The SF in SF Podcast
The SF in SF Podcast
Episode • Mar 2, 2018 • 1s
"Our Big Show of the Year" -- Terry Bisson

Dedicated to Ursula K. Le Guin

Kim Stanley Robinson is an American writer of science fiction. He has published nineteen novels and numerous short stories but is best known for his Mars trilogy. His work has been translated into 24 languages. Many of his novels and stories have ecological, cultural, and political themes running through them and feature scientists as heroes. Robinson has won numerous awards, including the Hugo Award for Best Novel, the Nebula Award for Best Novel and the World Fantasy Award. Robinson’s work has been labeled by The Atlantic as “the gold-standard of realistic, and highly literary, science-fiction writing.” According to an article in The New Yorker, Robinson is “generally acknowledged as one of the greatest living science-fiction writers.”

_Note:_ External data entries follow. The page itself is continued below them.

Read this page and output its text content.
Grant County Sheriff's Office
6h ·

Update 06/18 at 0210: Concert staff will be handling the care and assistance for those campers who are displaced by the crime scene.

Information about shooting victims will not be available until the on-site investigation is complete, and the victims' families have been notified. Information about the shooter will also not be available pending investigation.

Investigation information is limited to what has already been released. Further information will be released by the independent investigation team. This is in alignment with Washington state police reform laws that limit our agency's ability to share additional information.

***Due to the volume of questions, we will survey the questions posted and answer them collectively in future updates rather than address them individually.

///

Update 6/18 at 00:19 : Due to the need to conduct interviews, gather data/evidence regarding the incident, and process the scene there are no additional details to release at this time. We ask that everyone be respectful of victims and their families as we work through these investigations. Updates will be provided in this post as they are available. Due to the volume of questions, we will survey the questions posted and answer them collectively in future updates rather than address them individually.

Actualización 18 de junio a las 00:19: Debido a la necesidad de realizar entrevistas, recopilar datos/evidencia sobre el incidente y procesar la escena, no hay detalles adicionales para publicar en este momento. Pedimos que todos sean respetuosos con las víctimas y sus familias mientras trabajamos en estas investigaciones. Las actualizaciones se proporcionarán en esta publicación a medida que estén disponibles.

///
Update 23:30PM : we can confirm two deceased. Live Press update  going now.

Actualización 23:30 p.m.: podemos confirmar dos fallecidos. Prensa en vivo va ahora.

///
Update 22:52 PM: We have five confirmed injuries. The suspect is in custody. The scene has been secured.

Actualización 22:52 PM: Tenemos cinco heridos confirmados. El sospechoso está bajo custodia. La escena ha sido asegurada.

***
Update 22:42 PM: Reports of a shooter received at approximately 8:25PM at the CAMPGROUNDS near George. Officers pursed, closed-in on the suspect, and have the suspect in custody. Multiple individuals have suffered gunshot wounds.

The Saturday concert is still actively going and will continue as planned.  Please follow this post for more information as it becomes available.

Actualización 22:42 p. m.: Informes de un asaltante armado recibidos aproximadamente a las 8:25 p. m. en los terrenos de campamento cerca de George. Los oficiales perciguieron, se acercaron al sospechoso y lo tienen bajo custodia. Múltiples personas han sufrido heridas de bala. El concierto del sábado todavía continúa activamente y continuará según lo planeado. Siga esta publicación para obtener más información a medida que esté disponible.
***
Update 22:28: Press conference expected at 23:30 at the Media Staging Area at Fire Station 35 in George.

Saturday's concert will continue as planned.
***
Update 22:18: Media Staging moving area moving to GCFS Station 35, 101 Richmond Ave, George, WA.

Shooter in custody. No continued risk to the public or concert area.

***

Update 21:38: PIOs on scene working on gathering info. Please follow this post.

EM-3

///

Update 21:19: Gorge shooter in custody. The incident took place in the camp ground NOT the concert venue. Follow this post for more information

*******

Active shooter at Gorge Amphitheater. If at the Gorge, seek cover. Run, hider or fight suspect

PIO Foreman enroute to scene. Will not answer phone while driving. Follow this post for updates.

Cecilia Holland is an American historical fiction author, also well-known for her science fiction novel, Floating Worlds. Her first novel, The Firedrake, was published in 1966, and Holland has been a full-time professional writer ever since. Her character-driven plots, scrupulously researched, are often developed from the viewpoint of a male protagonist. With plenty of action (her battle scenes are noteworthy for their bottom-up viewpoint and understated verisimilitude), her work focuses primarily on the life of the mind—whatever that might mean in a particular culture—and especially on politics, in the broadest sense, whatever politics might be in a monarchical, feudal or tribal society. Holland lives in rural Humboldt County, CA.